The early-bird deadline for the Championship at The Orleans, to be held Oct. 10-12, is next Wednesday. Those paying their $500 entry fee will be eligible for a free $20,000 bonus contest on Sunday, Oct. 13, the day following the main tournament.

* The Coast Casinos has released its schedule for 2003: Suncoast Invitational on Jan. 15-18, Championship at The Orleans on April 2-5, an inaugural contest at the Gold Coast on Aug. 20-23, and another Championship at The Orleans on Oct. 8-11.

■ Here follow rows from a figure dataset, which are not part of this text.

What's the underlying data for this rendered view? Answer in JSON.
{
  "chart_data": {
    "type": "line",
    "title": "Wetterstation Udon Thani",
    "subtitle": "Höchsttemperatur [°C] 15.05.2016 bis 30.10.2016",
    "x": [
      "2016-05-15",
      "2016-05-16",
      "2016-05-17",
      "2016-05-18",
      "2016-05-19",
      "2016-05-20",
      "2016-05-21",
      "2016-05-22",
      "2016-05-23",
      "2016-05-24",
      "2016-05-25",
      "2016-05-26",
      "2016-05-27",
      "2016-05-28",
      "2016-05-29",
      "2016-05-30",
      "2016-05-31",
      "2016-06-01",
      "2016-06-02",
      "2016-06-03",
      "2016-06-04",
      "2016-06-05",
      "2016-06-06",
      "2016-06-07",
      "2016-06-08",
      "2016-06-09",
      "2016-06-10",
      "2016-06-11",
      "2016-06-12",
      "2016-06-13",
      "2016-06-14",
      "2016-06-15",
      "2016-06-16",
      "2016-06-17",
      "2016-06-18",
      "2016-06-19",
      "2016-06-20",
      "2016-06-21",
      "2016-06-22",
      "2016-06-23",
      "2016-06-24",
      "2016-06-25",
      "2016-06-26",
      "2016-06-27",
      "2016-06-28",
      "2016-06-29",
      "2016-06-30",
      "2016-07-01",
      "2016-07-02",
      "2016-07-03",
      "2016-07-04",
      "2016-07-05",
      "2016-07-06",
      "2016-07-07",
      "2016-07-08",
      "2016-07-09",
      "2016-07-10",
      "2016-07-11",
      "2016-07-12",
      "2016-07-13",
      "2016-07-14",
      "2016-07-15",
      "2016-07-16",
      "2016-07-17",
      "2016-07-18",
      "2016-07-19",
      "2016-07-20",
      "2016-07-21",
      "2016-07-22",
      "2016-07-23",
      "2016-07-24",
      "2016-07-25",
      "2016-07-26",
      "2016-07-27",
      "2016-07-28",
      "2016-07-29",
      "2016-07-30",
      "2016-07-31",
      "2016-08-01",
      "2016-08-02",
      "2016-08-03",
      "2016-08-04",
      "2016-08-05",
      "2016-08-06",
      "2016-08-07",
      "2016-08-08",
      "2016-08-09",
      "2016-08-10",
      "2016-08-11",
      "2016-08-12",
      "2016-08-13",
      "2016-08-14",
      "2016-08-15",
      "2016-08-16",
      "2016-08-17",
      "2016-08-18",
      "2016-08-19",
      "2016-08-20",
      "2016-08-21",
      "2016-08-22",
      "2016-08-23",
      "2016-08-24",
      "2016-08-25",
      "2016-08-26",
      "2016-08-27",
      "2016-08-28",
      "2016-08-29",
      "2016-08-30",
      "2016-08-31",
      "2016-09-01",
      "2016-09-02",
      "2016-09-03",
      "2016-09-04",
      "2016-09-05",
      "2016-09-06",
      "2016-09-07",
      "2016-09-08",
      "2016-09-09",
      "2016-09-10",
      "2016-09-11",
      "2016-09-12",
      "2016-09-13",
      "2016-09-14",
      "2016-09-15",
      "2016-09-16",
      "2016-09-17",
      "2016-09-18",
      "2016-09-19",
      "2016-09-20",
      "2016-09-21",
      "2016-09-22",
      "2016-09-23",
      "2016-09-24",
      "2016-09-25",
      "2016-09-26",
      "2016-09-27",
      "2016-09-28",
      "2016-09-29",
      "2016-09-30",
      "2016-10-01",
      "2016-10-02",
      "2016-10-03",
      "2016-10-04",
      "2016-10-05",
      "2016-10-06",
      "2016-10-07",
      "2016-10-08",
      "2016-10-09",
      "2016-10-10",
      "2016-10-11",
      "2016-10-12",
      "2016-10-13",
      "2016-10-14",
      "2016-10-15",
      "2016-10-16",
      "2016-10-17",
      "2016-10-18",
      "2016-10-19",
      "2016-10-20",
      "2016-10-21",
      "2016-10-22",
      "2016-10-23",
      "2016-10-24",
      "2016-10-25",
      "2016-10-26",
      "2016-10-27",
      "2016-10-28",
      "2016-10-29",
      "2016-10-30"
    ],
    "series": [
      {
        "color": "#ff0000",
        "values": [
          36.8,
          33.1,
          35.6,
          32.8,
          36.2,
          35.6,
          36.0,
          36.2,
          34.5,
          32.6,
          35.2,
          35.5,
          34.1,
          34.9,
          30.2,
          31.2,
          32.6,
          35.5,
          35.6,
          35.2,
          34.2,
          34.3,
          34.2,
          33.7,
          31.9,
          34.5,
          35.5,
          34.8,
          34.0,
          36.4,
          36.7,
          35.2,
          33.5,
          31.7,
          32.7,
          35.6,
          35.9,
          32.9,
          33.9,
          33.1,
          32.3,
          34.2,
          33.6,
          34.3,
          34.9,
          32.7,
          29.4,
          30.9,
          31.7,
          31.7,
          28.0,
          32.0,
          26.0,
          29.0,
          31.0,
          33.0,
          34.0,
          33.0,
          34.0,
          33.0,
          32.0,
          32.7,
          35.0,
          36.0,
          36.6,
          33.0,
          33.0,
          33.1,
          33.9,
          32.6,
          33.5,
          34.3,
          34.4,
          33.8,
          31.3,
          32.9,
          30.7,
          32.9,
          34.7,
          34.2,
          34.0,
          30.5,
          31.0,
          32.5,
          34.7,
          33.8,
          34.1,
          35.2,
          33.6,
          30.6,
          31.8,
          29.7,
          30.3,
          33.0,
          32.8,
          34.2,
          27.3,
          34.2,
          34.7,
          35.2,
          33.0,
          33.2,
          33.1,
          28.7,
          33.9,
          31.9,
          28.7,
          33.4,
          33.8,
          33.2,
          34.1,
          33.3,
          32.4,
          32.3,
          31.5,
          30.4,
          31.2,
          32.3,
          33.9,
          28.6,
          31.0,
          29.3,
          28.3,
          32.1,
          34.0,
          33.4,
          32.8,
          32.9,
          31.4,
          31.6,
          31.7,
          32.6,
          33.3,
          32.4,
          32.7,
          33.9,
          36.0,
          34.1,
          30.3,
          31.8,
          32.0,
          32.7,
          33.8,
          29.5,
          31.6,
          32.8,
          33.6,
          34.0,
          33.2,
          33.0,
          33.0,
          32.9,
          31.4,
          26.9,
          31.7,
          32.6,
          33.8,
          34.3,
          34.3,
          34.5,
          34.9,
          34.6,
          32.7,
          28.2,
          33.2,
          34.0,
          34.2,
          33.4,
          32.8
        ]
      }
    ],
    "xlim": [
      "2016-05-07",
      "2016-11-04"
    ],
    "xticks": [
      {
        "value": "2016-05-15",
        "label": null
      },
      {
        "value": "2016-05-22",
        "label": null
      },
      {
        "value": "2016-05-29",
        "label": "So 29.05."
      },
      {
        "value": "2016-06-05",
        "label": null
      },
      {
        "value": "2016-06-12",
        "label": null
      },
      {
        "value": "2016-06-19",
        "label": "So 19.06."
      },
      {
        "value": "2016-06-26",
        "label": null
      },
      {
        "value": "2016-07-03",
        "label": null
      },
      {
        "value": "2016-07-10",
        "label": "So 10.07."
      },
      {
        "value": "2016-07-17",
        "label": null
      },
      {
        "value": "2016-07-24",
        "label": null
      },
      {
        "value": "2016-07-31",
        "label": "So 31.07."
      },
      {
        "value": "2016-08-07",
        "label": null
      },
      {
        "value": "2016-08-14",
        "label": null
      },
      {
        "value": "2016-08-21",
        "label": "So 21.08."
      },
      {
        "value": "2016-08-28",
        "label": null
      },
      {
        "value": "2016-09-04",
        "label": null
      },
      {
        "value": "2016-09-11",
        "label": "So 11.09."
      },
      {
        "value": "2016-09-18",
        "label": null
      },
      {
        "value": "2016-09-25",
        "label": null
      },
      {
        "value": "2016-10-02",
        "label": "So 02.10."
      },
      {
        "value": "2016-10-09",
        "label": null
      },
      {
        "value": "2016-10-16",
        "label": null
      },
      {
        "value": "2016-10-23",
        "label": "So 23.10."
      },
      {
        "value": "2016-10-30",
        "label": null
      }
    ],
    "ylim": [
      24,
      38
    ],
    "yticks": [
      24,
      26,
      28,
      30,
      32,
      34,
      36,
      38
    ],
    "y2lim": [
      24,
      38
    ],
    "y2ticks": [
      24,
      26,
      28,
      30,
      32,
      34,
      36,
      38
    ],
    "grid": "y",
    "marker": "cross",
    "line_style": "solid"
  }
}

* The Reno Hilton has set the dates for its 2003 tourneys: Winter Challenge on Feb. 5-7, Summer Showdown on June 20-21, and the Brawl in the Fall on Sept. 4-7.

* Binion's Shoe Q, which is held each Friday at the downtown hotel, was left off the list of local contests that are on hiatus during the Fairplex meet.

Spotlight on Sin City

The Travel Channel airs several Vegas-related shows this weekend with "World's Greatest Casinos" and "Best Places to Strike It Rich" on Friday night and "Top Ten Las Vegas Casinos," "Gambling Hotspots," and "Vegas: Beating the Odds" on Saturday night. (Atlantic City also gets some air time with "Atlantic City: Beauty, Boardwalk" on Saturday night.)

In addition, next Tuesday is the debut of MTV's newest season of "The Real World," which is credited as being the first reality show. This year's cast of twentysomethings was housed in a suite at the Palms.